Reading The Numbers
I listened to a
great EconTalk podcast
last week about the dangers of using small samples, data snooping, survivor bias, and other more technical statistic issues when proving theories or theses. I'll admit, it's not a topic that turns most people's cranks, but I found it interesting because of its relevance to the investment industry.
Small sample sizes
We've all heard politicians, economists, or even friends and colleagues say something to the effect of "the last time X happened, Y occurred," as if to imply history is destined to repeat itself. Well, "the last time" was only a single event----- it provides no predictive value. It's the equivalent of saying, "the last time I flipped a coin, it was heads, therefore next time it will be heads too." That's obviously a ridiculous statement, but I see people using similar logic all the time.
In the investing world, I can't tell you how often I've heard professionals say something to the effect of "a certain asset class did well during the last recession, so you should own product X to protect against every recession." If they had proof that during every, or even most recessions this particular asset class did well, they'd be on firmer, though not solid, footing. But this is usually not the case. A recent powerful example often overpowers our desire to dig further.
Data snooping
Data snooping refers to when a connection between two or more factors is made after data has been collected. It's given this name because you need to "snoop" through data to find a connection. Although this may not sound like a bad idea, statically speaking, you can generally find a correlation between at least a few data points if you have enough of them.

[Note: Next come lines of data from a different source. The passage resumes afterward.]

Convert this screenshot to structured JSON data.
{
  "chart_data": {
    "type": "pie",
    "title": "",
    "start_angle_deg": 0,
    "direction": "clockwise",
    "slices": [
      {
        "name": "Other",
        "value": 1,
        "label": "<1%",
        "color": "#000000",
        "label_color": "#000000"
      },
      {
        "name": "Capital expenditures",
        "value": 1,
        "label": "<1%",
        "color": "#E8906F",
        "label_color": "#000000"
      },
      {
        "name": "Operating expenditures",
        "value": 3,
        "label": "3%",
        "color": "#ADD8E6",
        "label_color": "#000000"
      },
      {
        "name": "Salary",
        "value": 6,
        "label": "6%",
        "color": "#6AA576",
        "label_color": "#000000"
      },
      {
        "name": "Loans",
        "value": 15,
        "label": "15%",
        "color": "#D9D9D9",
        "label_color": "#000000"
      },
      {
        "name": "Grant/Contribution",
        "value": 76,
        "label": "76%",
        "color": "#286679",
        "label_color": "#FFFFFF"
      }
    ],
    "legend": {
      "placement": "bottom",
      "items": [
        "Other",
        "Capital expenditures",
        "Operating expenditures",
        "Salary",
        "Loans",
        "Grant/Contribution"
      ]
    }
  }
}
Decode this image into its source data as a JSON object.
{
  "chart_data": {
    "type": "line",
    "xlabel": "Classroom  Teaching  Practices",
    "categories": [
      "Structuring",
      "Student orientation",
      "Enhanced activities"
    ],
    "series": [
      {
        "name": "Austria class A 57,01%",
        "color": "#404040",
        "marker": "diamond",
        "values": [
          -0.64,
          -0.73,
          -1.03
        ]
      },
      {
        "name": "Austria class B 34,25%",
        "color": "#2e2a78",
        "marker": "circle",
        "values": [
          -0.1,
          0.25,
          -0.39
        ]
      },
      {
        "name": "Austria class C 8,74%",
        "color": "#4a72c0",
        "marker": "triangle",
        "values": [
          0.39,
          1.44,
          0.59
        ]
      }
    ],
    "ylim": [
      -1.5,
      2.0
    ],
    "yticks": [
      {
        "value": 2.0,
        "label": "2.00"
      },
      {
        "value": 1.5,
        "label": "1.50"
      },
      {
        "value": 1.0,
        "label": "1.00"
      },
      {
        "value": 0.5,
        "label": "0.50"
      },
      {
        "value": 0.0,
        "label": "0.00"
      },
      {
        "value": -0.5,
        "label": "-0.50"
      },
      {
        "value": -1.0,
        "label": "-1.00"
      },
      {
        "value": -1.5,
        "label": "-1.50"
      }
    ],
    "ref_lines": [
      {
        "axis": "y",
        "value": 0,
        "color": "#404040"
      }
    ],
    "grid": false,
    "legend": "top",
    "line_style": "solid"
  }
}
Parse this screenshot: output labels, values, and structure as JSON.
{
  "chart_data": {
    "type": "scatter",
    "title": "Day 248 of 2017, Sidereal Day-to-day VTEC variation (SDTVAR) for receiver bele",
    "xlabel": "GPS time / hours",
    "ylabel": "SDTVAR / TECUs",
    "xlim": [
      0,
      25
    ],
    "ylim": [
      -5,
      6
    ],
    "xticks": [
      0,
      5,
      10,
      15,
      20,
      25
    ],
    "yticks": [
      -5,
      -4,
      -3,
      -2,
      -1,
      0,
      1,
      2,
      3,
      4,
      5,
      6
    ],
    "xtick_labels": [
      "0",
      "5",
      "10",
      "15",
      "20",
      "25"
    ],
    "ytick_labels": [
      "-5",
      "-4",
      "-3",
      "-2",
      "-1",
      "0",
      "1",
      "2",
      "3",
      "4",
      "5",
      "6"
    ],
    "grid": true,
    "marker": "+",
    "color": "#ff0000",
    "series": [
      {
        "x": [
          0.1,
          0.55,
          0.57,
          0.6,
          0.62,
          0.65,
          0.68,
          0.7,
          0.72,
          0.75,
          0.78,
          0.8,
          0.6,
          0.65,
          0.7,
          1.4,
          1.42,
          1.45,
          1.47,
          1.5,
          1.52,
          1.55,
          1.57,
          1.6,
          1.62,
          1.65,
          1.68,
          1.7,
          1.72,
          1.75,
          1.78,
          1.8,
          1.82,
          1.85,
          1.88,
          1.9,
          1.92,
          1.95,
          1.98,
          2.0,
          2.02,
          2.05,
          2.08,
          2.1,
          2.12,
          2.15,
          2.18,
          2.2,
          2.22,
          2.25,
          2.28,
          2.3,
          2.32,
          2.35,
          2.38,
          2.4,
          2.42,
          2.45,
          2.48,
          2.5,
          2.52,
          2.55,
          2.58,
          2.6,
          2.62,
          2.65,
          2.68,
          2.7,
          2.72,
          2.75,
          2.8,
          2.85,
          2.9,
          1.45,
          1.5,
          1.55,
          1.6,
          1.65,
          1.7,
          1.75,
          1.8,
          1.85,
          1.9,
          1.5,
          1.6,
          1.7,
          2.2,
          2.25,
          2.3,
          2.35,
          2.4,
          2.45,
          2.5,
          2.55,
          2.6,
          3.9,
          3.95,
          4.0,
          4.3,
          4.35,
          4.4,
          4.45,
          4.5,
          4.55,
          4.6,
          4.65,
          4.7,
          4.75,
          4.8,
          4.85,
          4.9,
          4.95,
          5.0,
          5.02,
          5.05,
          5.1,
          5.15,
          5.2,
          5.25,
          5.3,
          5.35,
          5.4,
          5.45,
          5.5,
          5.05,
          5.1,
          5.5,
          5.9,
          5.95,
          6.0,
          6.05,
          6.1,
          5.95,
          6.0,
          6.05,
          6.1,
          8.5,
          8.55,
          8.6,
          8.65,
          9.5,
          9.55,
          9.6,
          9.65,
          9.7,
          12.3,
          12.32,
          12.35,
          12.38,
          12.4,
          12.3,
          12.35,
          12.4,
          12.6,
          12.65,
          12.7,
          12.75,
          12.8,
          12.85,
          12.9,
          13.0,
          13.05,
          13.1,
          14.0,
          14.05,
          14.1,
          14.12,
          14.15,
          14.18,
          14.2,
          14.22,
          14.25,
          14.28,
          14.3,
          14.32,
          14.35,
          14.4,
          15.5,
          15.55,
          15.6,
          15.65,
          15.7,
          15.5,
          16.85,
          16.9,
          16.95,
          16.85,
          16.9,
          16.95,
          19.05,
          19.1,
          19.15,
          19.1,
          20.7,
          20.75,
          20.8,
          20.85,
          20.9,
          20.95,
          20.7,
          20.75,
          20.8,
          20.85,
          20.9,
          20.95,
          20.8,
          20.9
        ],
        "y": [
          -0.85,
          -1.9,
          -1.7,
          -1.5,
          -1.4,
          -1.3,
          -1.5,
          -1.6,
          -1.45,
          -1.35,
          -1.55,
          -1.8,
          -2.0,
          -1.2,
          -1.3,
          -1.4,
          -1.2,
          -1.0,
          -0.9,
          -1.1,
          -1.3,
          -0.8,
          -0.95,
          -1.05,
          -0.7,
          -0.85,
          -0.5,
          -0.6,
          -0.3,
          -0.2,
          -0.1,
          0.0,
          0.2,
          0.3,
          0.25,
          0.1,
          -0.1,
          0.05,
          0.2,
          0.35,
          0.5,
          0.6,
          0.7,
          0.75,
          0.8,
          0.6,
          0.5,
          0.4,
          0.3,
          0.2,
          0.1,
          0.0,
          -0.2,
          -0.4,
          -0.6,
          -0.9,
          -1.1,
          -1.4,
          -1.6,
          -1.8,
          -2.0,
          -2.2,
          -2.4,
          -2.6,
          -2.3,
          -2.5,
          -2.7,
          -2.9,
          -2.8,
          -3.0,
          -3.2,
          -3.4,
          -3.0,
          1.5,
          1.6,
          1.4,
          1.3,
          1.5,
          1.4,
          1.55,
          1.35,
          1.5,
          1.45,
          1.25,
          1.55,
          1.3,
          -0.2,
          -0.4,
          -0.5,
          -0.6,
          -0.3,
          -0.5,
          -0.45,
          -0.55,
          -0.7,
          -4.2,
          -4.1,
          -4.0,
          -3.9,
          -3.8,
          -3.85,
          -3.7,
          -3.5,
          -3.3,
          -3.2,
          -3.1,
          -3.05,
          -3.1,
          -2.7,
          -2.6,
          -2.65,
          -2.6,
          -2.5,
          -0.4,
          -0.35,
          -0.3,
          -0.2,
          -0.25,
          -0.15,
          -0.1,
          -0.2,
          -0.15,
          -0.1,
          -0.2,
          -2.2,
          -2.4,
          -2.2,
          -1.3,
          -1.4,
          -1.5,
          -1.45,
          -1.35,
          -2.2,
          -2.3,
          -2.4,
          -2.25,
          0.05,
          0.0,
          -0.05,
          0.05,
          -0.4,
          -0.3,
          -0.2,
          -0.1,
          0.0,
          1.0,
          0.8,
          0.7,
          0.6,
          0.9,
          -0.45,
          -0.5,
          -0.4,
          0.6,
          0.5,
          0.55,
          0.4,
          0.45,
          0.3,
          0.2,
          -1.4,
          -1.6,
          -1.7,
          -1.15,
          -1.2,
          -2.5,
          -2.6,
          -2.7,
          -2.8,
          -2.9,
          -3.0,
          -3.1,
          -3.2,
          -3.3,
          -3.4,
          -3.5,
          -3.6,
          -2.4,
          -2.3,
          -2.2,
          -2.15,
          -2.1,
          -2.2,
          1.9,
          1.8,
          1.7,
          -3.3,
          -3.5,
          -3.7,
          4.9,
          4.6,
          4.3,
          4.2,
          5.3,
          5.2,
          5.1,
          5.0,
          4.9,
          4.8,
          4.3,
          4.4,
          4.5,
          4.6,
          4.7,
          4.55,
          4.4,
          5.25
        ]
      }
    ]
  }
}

One of the more famous examples of this is known as the
Super Bowl indicator
. In the 1970s, it was discovered that every year an AFC team won the Super Bowl, U.S. stock markets would have a bad year. Conversely, when an NFC team won, stock markets had a good year. As of last year, this correlation has held up for 40 out of 50 years, or 80% of the time----- a very good rate of prediction. Obviously this is just a coincidence, but if it weren't, I'm sure an enterprising investment firm would develop an investment product (called the Super Bowl Fund?!?) to outperform the market.
Instead, correlations are much more dependable when resulting from a prediction as opposed to being confirmed after the fact.
Survivor bias
In the mutual fund industry, companies often tout the performance of their overall fund family's record by indicating something like "60% of their funds are four stars (out of five) or better." Sounds impressive, doesn't it? However, it conveniently doesn't include many of their worst performers, as it's common practice to either collapse or merge them into better performing funds. How do you count something that doesn't exist? If it doesn't serve your purpose, you don't. By burying past poor performance they have in effect recreated the past--to their benefit.
Luckily, there are organizations that track the long-term performance of the investment industry, including investment products in the "graveyard of finance," so to speak. I can tell you with confidence that the results are far worse when you account for survivor bias.
In the review queue
Tim Ferris Podcast with Shep Gordon
:
Shep Gordon used to be one of the most successful managers in the entertainment business and the person credited with inventing the 'celebrity chef' phenomenon----- a great podcast full of fun stories.
The World's Population in 2100 by Region
by Visual Capitalist:
Although things won't likely work out exactly as the chart predicts, this dynamic chart based on current trends is worth looking at none the less.